И вот там, стоя у плиты и поливая «образовавшимся соком» телятину (часть задней ноги, корейку, лопатку или грудинку), ты и станешь самим собой. А та роль, которую ты исполнял недавно, час или два назад, в более или менее правдоподобных декорациях, уже не будет иметь для тебя такого значения, как то, прожарилось мясо или нет, и достаточно ли ты поливал его «образовавшимся соком». Да, та роль уйдет от тебя в туман, в дымку, и предложи тебе кто‑нибудь продолжить разговор о чертеже 24/318, ты, возможно, не поймешь даже, о чем идет речь, а поняв, скажешь: «Господи, да какое все это сейчас имеет значение?» — или что‑нибудь в этом роде.
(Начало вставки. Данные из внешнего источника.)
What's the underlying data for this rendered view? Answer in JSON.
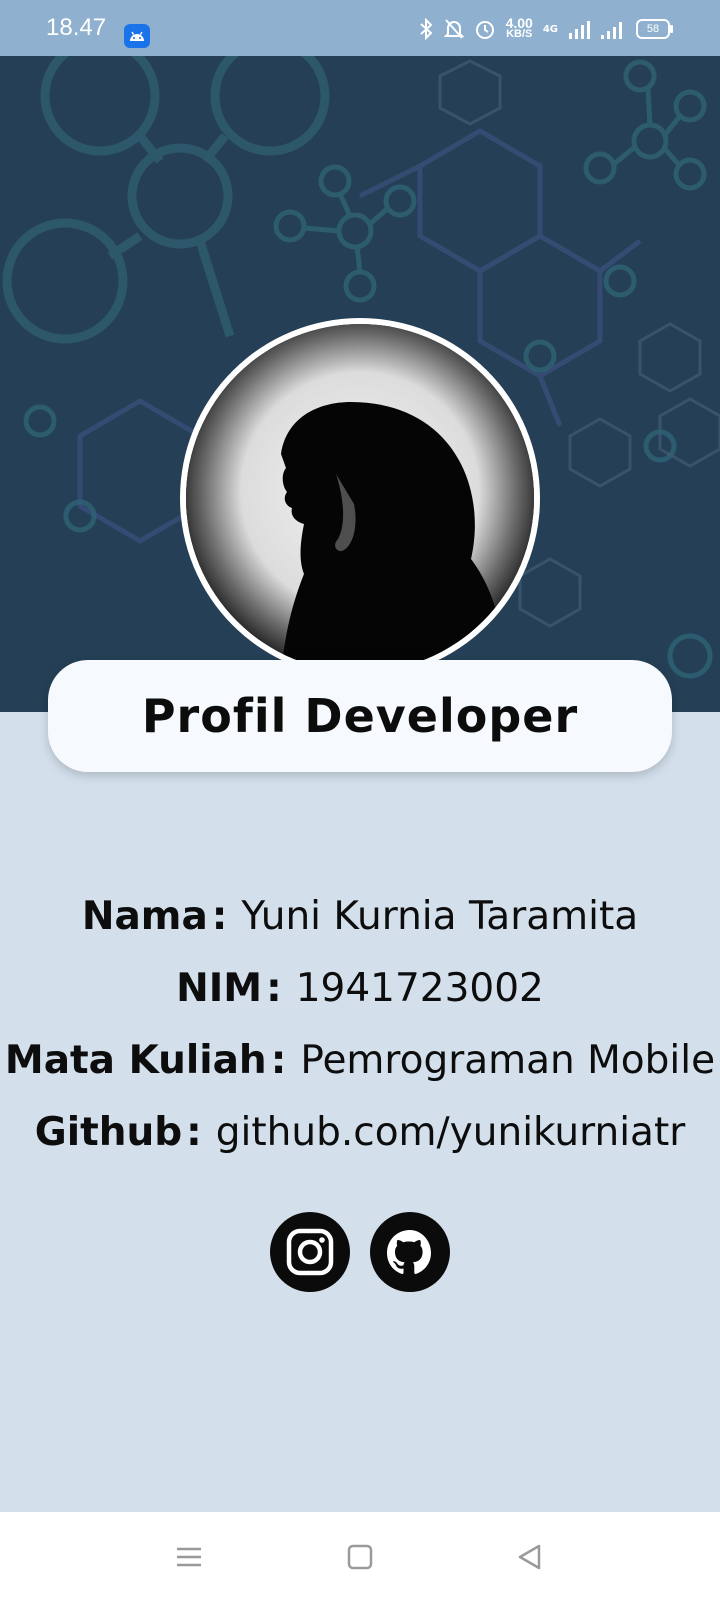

И голос твой будет звучать так же естественно, как в то мгновенье, когда ты говорил: «Нет, это решение представляется мне абсолютно невозможным», потому что тогда ты произносил реплику, а теперь ты ушел за кулисы и можешь посмотреть на пьесу со стороны и она вполне может показаться тебе плоской. И девушке, которой ты по ходу пьесы клялся в вечной любви, ты говоришь за кулисами: «Нет, я об этом не имею ни малейшего понятия» — и вовсе не собираешься на ней жениться.
Другое дело красная капуста на гарнир. Где ее взять?
Но тогда одно неясно. Одно.
Почему же ты сказал «нет»? Почему ты сказал это в тот момент, когда ты сидел уже в зрительном зале и вполне понимал, что твой ответ не более чем реплика? И что бы ты ни ответил на вопрос, который задал тебе человек, склонивший к тебе длинное красное лицо, твой ответ повлияет на жизнь большого мира не более, чем песчинка может повлиять на величину океанского прилива. Что бы ты ни сказал, все будет так, как было бы, если бы ты вообще не был зачат и рожден: будет построена станция для очистки воды, и будет к ней дорога, и будут ходить по ней машины, и уйдут сброшюрованные в книгу с коричневыми дерматиновыми обложками чертежи. Зная все это, ты все‑таки сказал ему «нет».